Ekev

This week’s Torah portion, Ekev, offers us a classic formulation of reward and punishment contained in the second paragraph of the Shema:
If, then, you obey the commandments that I enjoin upon you this day, loving the Lord your God and serving Him with all your heart and soul, I will grant the rain for your land in season, the early rain and the late.  You shall gather in your new grain and wine and oil—I will also provide grass in the fields for your cattle—and thus you shall eat your fill.  Take care not be lured away to serve other gods and bow to them.  For the Lord’s anger will flare up against you, and He will shut up the skies so that there will be no rain and the ground will not yield its produce; and you will soon perish from the good land that the Lord is assigning to you….  (Deuteronomy 11:13-17)
This formulation is troubling because it conflicts with how the world works.  It offers us a stark, and perhaps even harsh, correlation between the observance of mitzvot with rewards.   Simply put, if you observe mitzvot, you get rewards.   All of us can think of people who were good yet were not granted long life.

But our Torah, our prayers, state that the more you observe the better your lot.  We, however, see far too many examples where this is simply not the case.  The Reform movement therefore eliminated this paragraph from our prayers, and the prayerbooks we currently use, arguing that its words run so counter to reality that they cannot be our prayer.  How can we say something which is so manifestly untrue?

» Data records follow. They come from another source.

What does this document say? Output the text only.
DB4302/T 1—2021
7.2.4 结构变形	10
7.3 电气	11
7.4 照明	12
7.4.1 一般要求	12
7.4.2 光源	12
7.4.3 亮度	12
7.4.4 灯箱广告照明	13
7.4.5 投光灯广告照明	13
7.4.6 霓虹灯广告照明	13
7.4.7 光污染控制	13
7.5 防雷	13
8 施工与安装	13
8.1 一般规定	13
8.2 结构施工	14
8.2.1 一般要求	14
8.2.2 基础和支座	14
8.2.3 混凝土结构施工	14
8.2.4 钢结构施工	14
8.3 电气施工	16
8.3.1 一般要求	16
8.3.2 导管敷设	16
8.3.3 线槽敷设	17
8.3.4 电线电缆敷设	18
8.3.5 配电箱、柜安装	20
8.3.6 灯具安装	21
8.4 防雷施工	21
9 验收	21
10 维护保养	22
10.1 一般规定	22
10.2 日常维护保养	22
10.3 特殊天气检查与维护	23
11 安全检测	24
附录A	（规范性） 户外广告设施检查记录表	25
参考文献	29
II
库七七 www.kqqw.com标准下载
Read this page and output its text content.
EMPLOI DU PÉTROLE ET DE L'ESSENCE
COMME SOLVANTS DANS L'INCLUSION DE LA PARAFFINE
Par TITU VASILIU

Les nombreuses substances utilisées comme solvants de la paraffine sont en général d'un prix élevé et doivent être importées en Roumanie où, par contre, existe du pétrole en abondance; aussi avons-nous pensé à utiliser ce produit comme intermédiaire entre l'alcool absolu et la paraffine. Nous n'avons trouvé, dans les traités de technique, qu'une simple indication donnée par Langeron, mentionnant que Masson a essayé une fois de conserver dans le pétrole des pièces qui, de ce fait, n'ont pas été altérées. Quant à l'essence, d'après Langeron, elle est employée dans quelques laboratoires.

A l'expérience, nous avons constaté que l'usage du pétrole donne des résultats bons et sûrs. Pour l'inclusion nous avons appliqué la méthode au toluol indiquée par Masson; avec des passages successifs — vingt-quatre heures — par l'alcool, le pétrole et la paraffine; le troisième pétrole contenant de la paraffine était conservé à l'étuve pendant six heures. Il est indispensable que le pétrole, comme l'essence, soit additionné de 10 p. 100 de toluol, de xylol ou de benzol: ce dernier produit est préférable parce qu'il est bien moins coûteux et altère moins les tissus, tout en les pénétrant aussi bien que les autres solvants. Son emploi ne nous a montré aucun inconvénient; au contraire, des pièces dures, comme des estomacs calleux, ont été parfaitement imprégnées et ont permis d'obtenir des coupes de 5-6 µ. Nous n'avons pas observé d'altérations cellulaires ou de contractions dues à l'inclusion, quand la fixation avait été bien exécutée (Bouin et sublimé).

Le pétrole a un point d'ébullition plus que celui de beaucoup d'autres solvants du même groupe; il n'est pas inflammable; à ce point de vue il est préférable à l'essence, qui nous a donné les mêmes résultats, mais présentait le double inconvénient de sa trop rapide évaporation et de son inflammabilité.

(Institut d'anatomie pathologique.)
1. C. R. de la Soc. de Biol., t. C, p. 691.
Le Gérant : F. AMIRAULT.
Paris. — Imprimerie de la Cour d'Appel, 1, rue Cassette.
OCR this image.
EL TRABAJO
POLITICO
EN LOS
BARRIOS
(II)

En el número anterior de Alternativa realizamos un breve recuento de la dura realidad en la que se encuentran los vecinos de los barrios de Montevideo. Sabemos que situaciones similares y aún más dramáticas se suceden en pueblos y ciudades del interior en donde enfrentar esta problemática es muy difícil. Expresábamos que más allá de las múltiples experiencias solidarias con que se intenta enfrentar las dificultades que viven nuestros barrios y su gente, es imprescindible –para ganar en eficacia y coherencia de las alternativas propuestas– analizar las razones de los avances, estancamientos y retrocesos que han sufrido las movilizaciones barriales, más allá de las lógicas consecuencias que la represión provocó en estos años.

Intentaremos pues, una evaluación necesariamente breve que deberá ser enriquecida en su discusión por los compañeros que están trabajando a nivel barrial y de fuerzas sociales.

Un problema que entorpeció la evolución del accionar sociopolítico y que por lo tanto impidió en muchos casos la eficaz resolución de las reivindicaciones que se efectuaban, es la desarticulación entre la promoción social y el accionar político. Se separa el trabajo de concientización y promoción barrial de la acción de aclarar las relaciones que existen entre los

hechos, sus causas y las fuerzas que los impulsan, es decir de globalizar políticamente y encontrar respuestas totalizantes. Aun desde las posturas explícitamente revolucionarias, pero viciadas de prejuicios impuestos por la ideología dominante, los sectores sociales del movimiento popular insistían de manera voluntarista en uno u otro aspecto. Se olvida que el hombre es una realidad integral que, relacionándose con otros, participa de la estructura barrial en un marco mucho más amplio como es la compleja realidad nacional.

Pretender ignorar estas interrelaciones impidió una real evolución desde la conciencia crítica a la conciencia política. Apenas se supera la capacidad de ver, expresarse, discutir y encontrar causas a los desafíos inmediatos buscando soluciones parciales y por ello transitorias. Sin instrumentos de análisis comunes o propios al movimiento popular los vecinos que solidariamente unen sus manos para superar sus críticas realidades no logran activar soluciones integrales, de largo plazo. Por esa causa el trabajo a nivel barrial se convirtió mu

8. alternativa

Yet there might be other ways of understanding this paragraph.  First of all the formulation is directed in the plural, to the entire people.  It is not a promise to individuals, but instead to the entire group.  We rise and fall together, as a people.  This paragraph is talking about our collective fate and lot, not our personal.  Second the promise is not about a person’s long life, but instead about our land’s fate, in particular the land of Israel’s long life.  We will be able to eat our fill because the land will be blessed by our actions.  Our observance is connected to the land’s bounty.  This is an important reminder during this summer of Deepwater Horizon.  If we do right, and only if we do right, will the land provide.  Especially in the harsh climate of the Middle East, reward is not measured in years, but in rainfall.  

Finally the brilliance of the ancient rabbis was to place the theology of Deuteronomy in our prayerbooks.  This act muted the paragraph’s starkness, and perhaps even transformed its theology.  By placing these words in the siddur, the rabbis changed a theological statement into a prayer.  And what a wonderful prayer it is!  I really, really wish the world worked this way.   I pray: the more good you do, the more good you get.  That is my most heartfelt prayer.

Ultimately, the question of reward and punishment misses the larger goal.  Moses Maimonides, the greatest Jewish philosopher, wrote: “It is not enough to serve God in anticipation of future reward.   One must do right and avoid wrong because as a human being one is obliged to seek perfection.”  This is our goal and our holy task.  The reward should be secondary.